Anyhow, I am a big fan of the garlic dill sauce served at St. Louis Wings, a franchise that has many locations in Canada. I could go there and just eat the sauce. I have looked online for garlic dill sauce recipes and have tried a bazillion of them. None measured up to the real thing. However, a while ago St. Louis began bottling the sauce and selling it at the restaurants. I haven’t been to one in a while and the last time I was there I didn’t remember to buy it. So no sauce for me. Except somehow I recently found out they sell it at Walmart.

Another confession. I do not frequent Walmart for all the reasons you might think. But I thought maybe I could make an exception for dill sauce. In order to reduce the chance of a fruitless visit to Walmart, which would be doubly egregious, I decided to check online to see if there was actually any product in my local store. Good thing I did. Alas, St. Louis sauce was out of stock. Or maybe it was never in stock. Regardless, still no sauce for me.

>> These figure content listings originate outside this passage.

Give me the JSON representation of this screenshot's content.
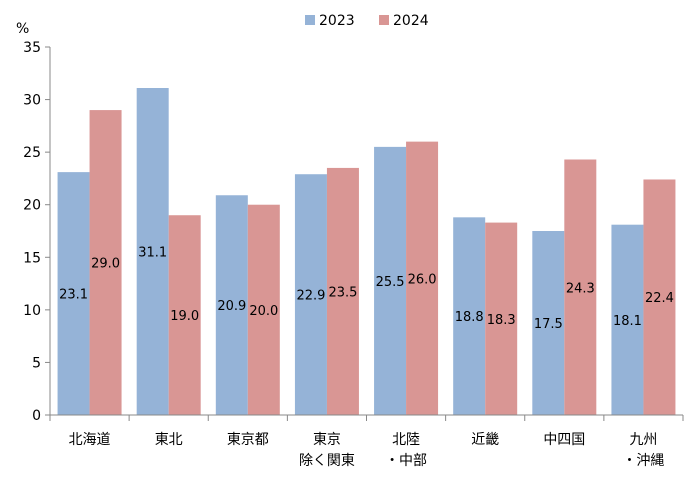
{
  "chart_data": {
    "type": "bar",
    "unit": "%",
    "categories": [
      [
        "北海道"
      ],
      [
        "東北"
      ],
      [
        "東京都"
      ],
      [
        "東京",
        "除く関東"
      ],
      [
        "北陸",
        "・中部"
      ],
      [
        "近畿"
      ],
      [
        "中四国"
      ],
      [
        "九州",
        "・沖縄"
      ]
    ],
    "series": [
      {
        "name": "2023",
        "color": "#95b3d7",
        "values": [
          23.1,
          31.1,
          20.9,
          22.9,
          25.5,
          18.8,
          17.5,
          18.1
        ],
        "labels": [
          "23.1",
          "31.1",
          "20.9",
          "22.9",
          "25.5",
          "18.8",
          "17.5",
          "18.1"
        ]
      },
      {
        "name": "2024",
        "color": "#d99694",
        "values": [
          29.0,
          19.0,
          20.0,
          23.5,
          26.0,
          18.3,
          24.3,
          22.4
        ],
        "labels": [
          "29.0",
          "19.0",
          "20.0",
          "23.5",
          "26.0",
          "18.3",
          "24.3",
          "22.4"
        ]
      }
    ],
    "ylim": [
      0,
      35
    ],
    "yticks": [
      0,
      5,
      10,
      15,
      20,
      25,
      30,
      35
    ],
    "grid": false,
    "legend_position": "top-center"
  }
}
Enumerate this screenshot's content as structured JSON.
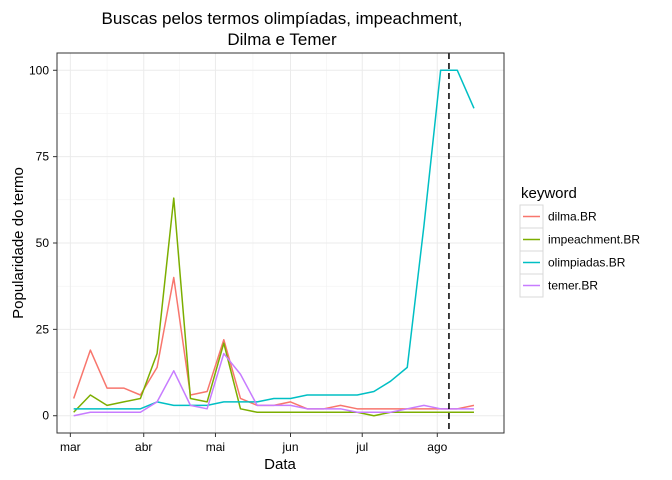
{
  "chart_data": {
    "type": "line",
    "title_lines": [
      "Buscas pelos termos olimpíadas, impeachment,",
      "Dilma e Temer"
    ],
    "xlabel": "Data",
    "ylabel": "Popularidade do termo",
    "x_ticks": [
      {
        "label": "mar",
        "week": -0.2
      },
      {
        "label": "abr",
        "week": 4.2
      },
      {
        "label": "mai",
        "week": 8.5
      },
      {
        "label": "jun",
        "week": 13.0
      },
      {
        "label": "jul",
        "week": 17.3
      },
      {
        "label": "ago",
        "week": 21.8
      }
    ],
    "y_ticks": [
      0,
      25,
      50,
      75,
      100
    ],
    "xlim": [
      -1,
      25.8
    ],
    "ylim": [
      -5,
      105
    ],
    "grid": true,
    "reference_line": {
      "week": 22.5,
      "style": "dashed",
      "color": "#000000"
    },
    "legend": {
      "title": "keyword",
      "position": "right"
    },
    "series": [
      {
        "name": "dilma.BR",
        "color": "#F8766D",
        "values": [
          5,
          19,
          8,
          8,
          6,
          14,
          40,
          6,
          7,
          22,
          5,
          3,
          3,
          4,
          2,
          2,
          3,
          2,
          2,
          2,
          2,
          2,
          2,
          2,
          3
        ]
      },
      {
        "name": "impeachment.BR",
        "color": "#7CAE00",
        "values": [
          1,
          6,
          3,
          4,
          5,
          18,
          63,
          5,
          4,
          21,
          2,
          1,
          1,
          1,
          1,
          1,
          1,
          1,
          0,
          1,
          1,
          1,
          1,
          1,
          1
        ]
      },
      {
        "name": "olimpiadas.BR",
        "color": "#00BFC4",
        "values": [
          2,
          2,
          2,
          2,
          2,
          4,
          3,
          3,
          3,
          4,
          4,
          4,
          5,
          5,
          6,
          6,
          6,
          6,
          7,
          10,
          14,
          55,
          100,
          100,
          89
        ]
      },
      {
        "name": "temer.BR",
        "color": "#C77CFF",
        "values": [
          0,
          1,
          1,
          1,
          1,
          4,
          13,
          3,
          2,
          18,
          12,
          3,
          3,
          3,
          2,
          2,
          2,
          1,
          1,
          1,
          2,
          3,
          2,
          2,
          2
        ]
      }
    ]
  }
}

But Walmart, in an effort not to disappoint, asked me to consider these items instead:

  • Kendall 24” utility storage cabinet. Perhaps Mr. Walmart was suggesting, the next time I have the opportunity, to corner the market on dill sauce and store it in my new utility cabinet.
  • Hello Bello night time bubble bath. Likely an attempt to distract me from the lack of dill sauce by having a nice warm bath instead.
  • MAM pacifier clips. I am not really sure what a pacifier clip is, but I’m guessing it might be a thing that holds a pacifier. Likely Mr. Walmart is suggesting that if I had a pacifier available at all times, it would occupy my mouth and make it impossible to eat dill sauce.
  • Prestone antifreeze. This one has no feasible explanation.

To add insult to this injury, the internet now torments me with Walmart ads for nonexistent St. Louis sauce. I guess the only way to stop this is to search for some other products, like Lamborghinis or Gulfstream jets. I’ll still be stalked by ads but at least it will improve my shopping image in the mind of the internet. Surely something we should all aspire to.